The leader elections are separate to the node gossip, and are used to elect a node as Leader and assign roles to the other nodes.

In some cases the leader election messages may be delayed, which can result in elections taking longer than they should. If you start seeing election timeouts in the logs or if you've needed to increase the gossip timeout due to a congested network, then you should consider increasing the leader election timeout as well.

FormatSyntax
Command line--leader-election-timeout-ms
YAMLLeaderElectionTimeoutMs
Environment variableEVENTSTORE_LEADER_ELECTION_TIMEOUT_MS

Default: 1000 (in milliseconds).

Cluster node roles

Every node in an EventStoreDB cluster can have one of three roles: Leader, Follower and ReadOnlyReplica.

All writes are executed by the Leader node unconditionally, confirmed by a number of other nodes, described on the acknowledgement page. Subscription clients can connect to Follower or Clone nodes to offload reads from the Leader node.

Leader

A cluster assigns the leader role based on an election process. The node with the leader role ensures that the data are committed and persisted to disk before sending back to the client an acknowledge message. A cluster can only have one leader at a time. If a cluster detects two nodes with a leader role, a new election begins and shuts down the node with less data to restart and re-join the cluster.

Follower

A cluster assigns the follower role based on an election process. A cluster uses one or more nodes with the follower role to form the quorum, or the majority of nodes necessary to confirm that the write is persisted.

Read-only replica

You can add read-only replica nodes, which won't become cluster members and will not take part in elections. Read-only replicas can be used for scaling up reads if you have many catch-up subscriptions and want to off-load cluster members.

A cluster asynchronously replicates data one way to a node with the read-only replica role. You don't need to wait for an acknowledgement message as the node is not part of the quorum. For this reason a node with a read-only replica role does not add much overhead to the other nodes.

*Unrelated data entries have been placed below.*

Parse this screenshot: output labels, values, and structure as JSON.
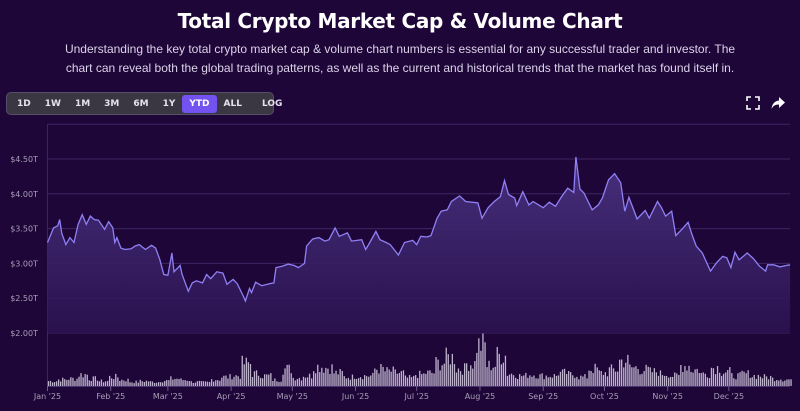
{
  "header": {
    "title": "Total Crypto Market Cap & Volume Chart",
    "description": "Understanding the key total crypto market cap & volume chart numbers is essential for any successful trader and investor. The chart can reveal both the global trading patterns, as well as the current and historical trends that the market has found itself in."
  },
  "toolbar": {
    "ranges": [
      "1D",
      "1W",
      "1M",
      "3M",
      "6M",
      "1Y",
      "YTD",
      "ALL"
    ],
    "active": "YTD",
    "log_label": "LOG",
    "fullscreen_icon": "fullscreen-icon",
    "share_icon": "share-icon"
  },
  "colors": {
    "background": "#1f0638",
    "line": "#8f80f5",
    "area_top": "#4a3280",
    "volume_bar": "#bdb3cc",
    "active_button": "#7452f0",
    "grid": "#3c2660"
  },
  "chart_data": [
    {
      "type": "area",
      "series_role": "market cap",
      "y_ticks": [
        "$2.00T",
        "$2.50T",
        "$3.00T",
        "$3.50T",
        "$4.00T",
        "$4.50T"
      ],
      "y_tick_values": [
        2.0,
        2.5,
        3.0,
        3.5,
        4.0,
        4.5
      ],
      "ylim": [
        2.0,
        5.0
      ],
      "y_unit": "trillion USD",
      "x_ticks": [
        "Jan '25",
        "Feb '25",
        "Mar '25",
        "Apr '25",
        "May '25",
        "Jun '25",
        "Jul '25",
        "Aug '25",
        "Sep '25",
        "Oct '25",
        "Nov '25",
        "Dec '25"
      ],
      "x_tick_dates": [
        "2025-01-01",
        "2025-02-01",
        "2025-03-01",
        "2025-04-01",
        "2025-05-01",
        "2025-06-01",
        "2025-07-01",
        "2025-08-01",
        "2025-09-01",
        "2025-10-01",
        "2025-11-01",
        "2025-12-01"
      ],
      "xlim": [
        "2025-01-01",
        "2025-12-31"
      ],
      "grid": true,
      "points": [
        [
          "2025-01-01",
          3.3
        ],
        [
          "2025-01-04",
          3.51
        ],
        [
          "2025-01-06",
          3.54
        ],
        [
          "2025-01-07",
          3.63
        ],
        [
          "2025-01-08",
          3.43
        ],
        [
          "2025-01-10",
          3.27
        ],
        [
          "2025-01-12",
          3.37
        ],
        [
          "2025-01-14",
          3.3
        ],
        [
          "2025-01-16",
          3.56
        ],
        [
          "2025-01-18",
          3.7
        ],
        [
          "2025-01-20",
          3.56
        ],
        [
          "2025-01-22",
          3.68
        ],
        [
          "2025-01-24",
          3.63
        ],
        [
          "2025-01-26",
          3.62
        ],
        [
          "2025-01-29",
          3.49
        ],
        [
          "2025-01-31",
          3.6
        ],
        [
          "2025-02-02",
          3.51
        ],
        [
          "2025-02-03",
          3.3
        ],
        [
          "2025-02-04",
          3.37
        ],
        [
          "2025-02-06",
          3.22
        ],
        [
          "2025-02-08",
          3.2
        ],
        [
          "2025-02-11",
          3.21
        ],
        [
          "2025-02-13",
          3.25
        ],
        [
          "2025-02-15",
          3.27
        ],
        [
          "2025-02-18",
          3.2
        ],
        [
          "2025-02-21",
          3.26
        ],
        [
          "2025-02-23",
          3.22
        ],
        [
          "2025-02-25",
          3.06
        ],
        [
          "2025-02-27",
          2.84
        ],
        [
          "2025-03-01",
          2.83
        ],
        [
          "2025-03-03",
          3.15
        ],
        [
          "2025-03-04",
          2.88
        ],
        [
          "2025-03-07",
          2.97
        ],
        [
          "2025-03-08",
          2.84
        ],
        [
          "2025-03-11",
          2.6
        ],
        [
          "2025-03-13",
          2.72
        ],
        [
          "2025-03-15",
          2.75
        ],
        [
          "2025-03-18",
          2.72
        ],
        [
          "2025-03-20",
          2.84
        ],
        [
          "2025-03-22",
          2.78
        ],
        [
          "2025-03-25",
          2.88
        ],
        [
          "2025-03-28",
          2.86
        ],
        [
          "2025-03-30",
          2.7
        ],
        [
          "2025-04-02",
          2.77
        ],
        [
          "2025-04-04",
          2.71
        ],
        [
          "2025-04-07",
          2.53
        ],
        [
          "2025-04-08",
          2.46
        ],
        [
          "2025-04-10",
          2.64
        ],
        [
          "2025-04-11",
          2.58
        ],
        [
          "2025-04-13",
          2.73
        ],
        [
          "2025-04-16",
          2.68
        ],
        [
          "2025-04-20",
          2.71
        ],
        [
          "2025-04-22",
          2.72
        ],
        [
          "2025-04-23",
          2.94
        ],
        [
          "2025-04-26",
          2.96
        ],
        [
          "2025-04-29",
          2.99
        ],
        [
          "2025-05-02",
          2.97
        ],
        [
          "2025-05-04",
          2.94
        ],
        [
          "2025-05-07",
          3.0
        ],
        [
          "2025-05-08",
          3.25
        ],
        [
          "2025-05-11",
          3.35
        ],
        [
          "2025-05-14",
          3.37
        ],
        [
          "2025-05-17",
          3.32
        ],
        [
          "2025-05-19",
          3.34
        ],
        [
          "2025-05-22",
          3.51
        ],
        [
          "2025-05-24",
          3.39
        ],
        [
          "2025-05-28",
          3.44
        ],
        [
          "2025-05-30",
          3.32
        ],
        [
          "2025-06-04",
          3.34
        ],
        [
          "2025-06-06",
          3.2
        ],
        [
          "2025-06-08",
          3.3
        ],
        [
          "2025-06-11",
          3.46
        ],
        [
          "2025-06-13",
          3.34
        ],
        [
          "2025-06-16",
          3.3
        ],
        [
          "2025-06-18",
          3.27
        ],
        [
          "2025-06-22",
          3.12
        ],
        [
          "2025-06-25",
          3.3
        ],
        [
          "2025-06-29",
          3.33
        ],
        [
          "2025-07-01",
          3.27
        ],
        [
          "2025-07-03",
          3.39
        ],
        [
          "2025-07-06",
          3.38
        ],
        [
          "2025-07-08",
          3.4
        ],
        [
          "2025-07-11",
          3.65
        ],
        [
          "2025-07-13",
          3.75
        ],
        [
          "2025-07-16",
          3.77
        ],
        [
          "2025-07-18",
          3.89
        ],
        [
          "2025-07-22",
          3.97
        ],
        [
          "2025-07-25",
          3.89
        ],
        [
          "2025-07-31",
          3.87
        ],
        [
          "2025-08-02",
          3.65
        ],
        [
          "2025-08-05",
          3.8
        ],
        [
          "2025-08-08",
          3.89
        ],
        [
          "2025-08-11",
          3.96
        ],
        [
          "2025-08-13",
          4.19
        ],
        [
          "2025-08-15",
          3.99
        ],
        [
          "2025-08-18",
          3.94
        ],
        [
          "2025-08-19",
          3.83
        ],
        [
          "2025-08-22",
          4.03
        ],
        [
          "2025-08-25",
          3.84
        ],
        [
          "2025-08-27",
          3.89
        ],
        [
          "2025-09-01",
          3.8
        ],
        [
          "2025-09-04",
          3.88
        ],
        [
          "2025-09-07",
          3.82
        ],
        [
          "2025-09-10",
          3.96
        ],
        [
          "2025-09-13",
          4.08
        ],
        [
          "2025-09-16",
          4.02
        ],
        [
          "2025-09-17",
          4.53
        ],
        [
          "2025-09-19",
          4.07
        ],
        [
          "2025-09-21",
          4.01
        ],
        [
          "2025-09-23",
          3.89
        ],
        [
          "2025-09-25",
          3.77
        ],
        [
          "2025-09-28",
          3.84
        ],
        [
          "2025-09-30",
          3.94
        ],
        [
          "2025-10-03",
          4.2
        ],
        [
          "2025-10-06",
          4.29
        ],
        [
          "2025-10-09",
          4.16
        ],
        [
          "2025-10-11",
          3.75
        ],
        [
          "2025-10-13",
          3.95
        ],
        [
          "2025-10-17",
          3.64
        ],
        [
          "2025-10-21",
          3.76
        ],
        [
          "2025-10-23",
          3.65
        ],
        [
          "2025-10-27",
          3.89
        ],
        [
          "2025-10-29",
          3.8
        ],
        [
          "2025-10-31",
          3.68
        ],
        [
          "2025-11-03",
          3.75
        ],
        [
          "2025-11-05",
          3.4
        ],
        [
          "2025-11-08",
          3.49
        ],
        [
          "2025-11-11",
          3.59
        ],
        [
          "2025-11-13",
          3.41
        ],
        [
          "2025-11-15",
          3.25
        ],
        [
          "2025-11-18",
          3.15
        ],
        [
          "2025-11-22",
          2.89
        ],
        [
          "2025-11-25",
          3.01
        ],
        [
          "2025-11-28",
          3.1
        ],
        [
          "2025-11-30",
          3.08
        ],
        [
          "2025-12-02",
          2.94
        ],
        [
          "2025-12-04",
          3.16
        ],
        [
          "2025-12-06",
          3.05
        ],
        [
          "2025-12-10",
          3.15
        ],
        [
          "2025-12-13",
          3.07
        ],
        [
          "2025-12-16",
          2.96
        ],
        [
          "2025-12-19",
          2.89
        ],
        [
          "2025-12-20",
          2.98
        ],
        [
          "2025-12-23",
          2.98
        ],
        [
          "2025-12-26",
          2.95
        ],
        [
          "2025-12-29",
          2.97
        ],
        [
          "2025-12-31",
          2.98
        ]
      ]
    },
    {
      "type": "bar",
      "series_role": "volume (relative, 5-day groups)",
      "start": "2025-01-01",
      "values": [
        12,
        16,
        18,
        28,
        18,
        12,
        22,
        15,
        10,
        12,
        10,
        13,
        18,
        15,
        10,
        9,
        16,
        22,
        25,
        55,
        30,
        25,
        15,
        42,
        20,
        25,
        48,
        45,
        32,
        22,
        25,
        25,
        42,
        36,
        32,
        20,
        28,
        32,
        56,
        70,
        42,
        55,
        100,
        50,
        75,
        30,
        25,
        28,
        25,
        25,
        32,
        28,
        22,
        42,
        32,
        40,
        62,
        45,
        40,
        35,
        30,
        25,
        50,
        40,
        30,
        45,
        35,
        25,
        30,
        25,
        22,
        18,
        16
      ]
    }
  ]
}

You need to explicitly configure the node as a read-only replica using this setting:

FormatSyntax
Command line--read-only-replica
YAMLReadOnlyReplica
Environment variableEVENTSTORE_READ_ONLY_REPLICA

Default: false, set to true for a read-only replica node.

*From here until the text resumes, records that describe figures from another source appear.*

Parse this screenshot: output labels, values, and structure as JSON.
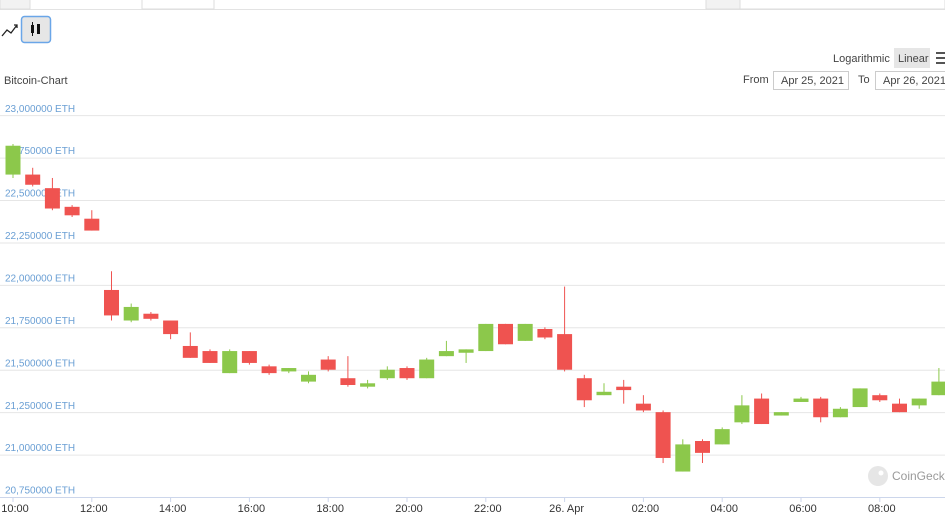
{
  "ui": {
    "chart_name": "Bitcoin-Chart",
    "scale_buttons": [
      "Logarithmic",
      "Linear"
    ],
    "from_label": "From",
    "from_date": "Apr 25, 2021",
    "to_label": "To",
    "to_date": "Apr 26, 2021",
    "watermark": "CoinGecko"
  },
  "chart_data": {
    "type": "candlestick",
    "up_color": "#8cc84b",
    "down_color": "#ef5350",
    "grid": true,
    "categories": [
      "10:00",
      null,
      null,
      null,
      "12:00",
      null,
      null,
      null,
      "14:00",
      null,
      null,
      null,
      "16:00",
      null,
      null,
      null,
      "18:00",
      null,
      null,
      null,
      "20:00",
      null,
      null,
      null,
      "22:00",
      null,
      null,
      null,
      "26. Apr",
      null,
      null,
      null,
      "02:00",
      null,
      null,
      null,
      "04:00",
      null,
      null,
      null,
      "06:00",
      null,
      null,
      null,
      "08:00",
      null,
      null,
      null
    ],
    "open": [
      22.65,
      22.65,
      22.57,
      22.46,
      22.39,
      21.97,
      21.79,
      21.83,
      21.79,
      21.64,
      21.61,
      21.48,
      21.61,
      21.52,
      21.49,
      21.43,
      21.56,
      21.45,
      21.4,
      21.45,
      21.51,
      21.45,
      21.58,
      21.6,
      21.61,
      21.77,
      21.67,
      21.74,
      21.71,
      21.45,
      21.35,
      21.4,
      21.3,
      21.25,
      20.9,
      21.08,
      21.06,
      21.19,
      21.33,
      21.23,
      21.31,
      21.33,
      21.22,
      21.28,
      21.35,
      21.3,
      21.29,
      21.35
    ],
    "high": [
      22.83,
      22.69,
      22.63,
      22.47,
      22.44,
      22.08,
      21.89,
      21.84,
      21.79,
      21.72,
      21.62,
      21.62,
      21.61,
      21.53,
      21.51,
      21.49,
      21.58,
      21.58,
      21.44,
      21.52,
      21.52,
      21.57,
      21.67,
      21.62,
      21.77,
      21.77,
      21.77,
      21.75,
      21.99,
      21.47,
      21.42,
      21.44,
      21.35,
      21.26,
      21.09,
      21.09,
      21.16,
      21.35,
      21.36,
      21.25,
      21.34,
      21.34,
      21.28,
      21.39,
      21.36,
      21.33,
      21.33,
      21.51
    ],
    "low": [
      22.63,
      22.58,
      22.44,
      22.4,
      22.32,
      21.79,
      21.78,
      21.79,
      21.68,
      21.57,
      21.54,
      21.48,
      21.53,
      21.47,
      21.48,
      21.42,
      21.49,
      21.4,
      21.39,
      21.44,
      21.44,
      21.45,
      21.58,
      21.54,
      21.61,
      21.65,
      21.67,
      21.68,
      21.49,
      21.28,
      21.35,
      21.3,
      21.25,
      20.95,
      20.9,
      20.95,
      21.06,
      21.18,
      21.18,
      21.23,
      21.31,
      21.19,
      21.22,
      21.28,
      21.31,
      21.25,
      21.27,
      21.35
    ],
    "close": [
      22.82,
      22.59,
      22.45,
      22.41,
      22.32,
      21.82,
      21.87,
      21.8,
      21.71,
      21.57,
      21.54,
      21.61,
      21.54,
      21.48,
      21.51,
      21.47,
      21.5,
      21.41,
      21.42,
      21.5,
      21.45,
      21.56,
      21.61,
      21.62,
      21.77,
      21.65,
      21.77,
      21.69,
      21.5,
      21.32,
      21.37,
      21.38,
      21.26,
      20.98,
      21.06,
      21.01,
      21.15,
      21.29,
      21.18,
      21.25,
      21.33,
      21.22,
      21.27,
      21.39,
      21.32,
      21.25,
      21.33,
      21.43
    ],
    "ylim": [
      20.75,
      23.06
    ],
    "yticks": [
      {
        "value": 20.75,
        "label": "20,750000 ETH"
      },
      {
        "value": 21,
        "label": "21,000000 ETH"
      },
      {
        "value": 21.25,
        "label": "21,250000 ETH"
      },
      {
        "value": 21.5,
        "label": "21,500000 ETH"
      },
      {
        "value": 21.75,
        "label": "21,750000 ETH"
      },
      {
        "value": 22,
        "label": "22,000000 ETH"
      },
      {
        "value": 22.25,
        "label": "22,250000 ETH"
      },
      {
        "value": 22.5,
        "label": "22,500000 ETH"
      },
      {
        "value": 22.75,
        "label": "22,750000 ETH"
      },
      {
        "value": 23,
        "label": "23,000000 ETH"
      }
    ]
  }
}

The replica node needs to have the cluster gossip DNS or seed configured. For the gossip seed, use DNS names or IP addresses of all other cluster nodes, except read-only replicas.

Node priority

You can control which clones the cluster promotes with the NodePriority setting. The default value is 0, and the cluster is more likely to promote clones with higher values.

FormatSyntax
Command line--node-priority
YAMLNodePriority
Environment variableEVENTSTORE_NODE_PRORITY

Default: 0.

TIP

Changing NodePriority doesn't guarantee that the cluster won't promote the clone. It's only one of the criteria that the Election Service considers.

Acknowledgements

By default, every write to the cluster needs to be acknowledged by all cluster members. This condition could be relaxed to speed up the writes, but it comes with a risk of data loss.

We do not advise to change the acknowledgement settings.

FormatSyntax
Command line--commit-count
YAMLCommitCount
Environment variableEVENTSTORE_COMMIT_COUNT

Default: -1, all nodes must acknowledge commits.

FormatSyntax
Command line--prepare-count
YAMLPrepareCount
Environment variableEVENTSTORE_PREPARE_COUNT

Default: -1, all nodes must acknowledge prepares.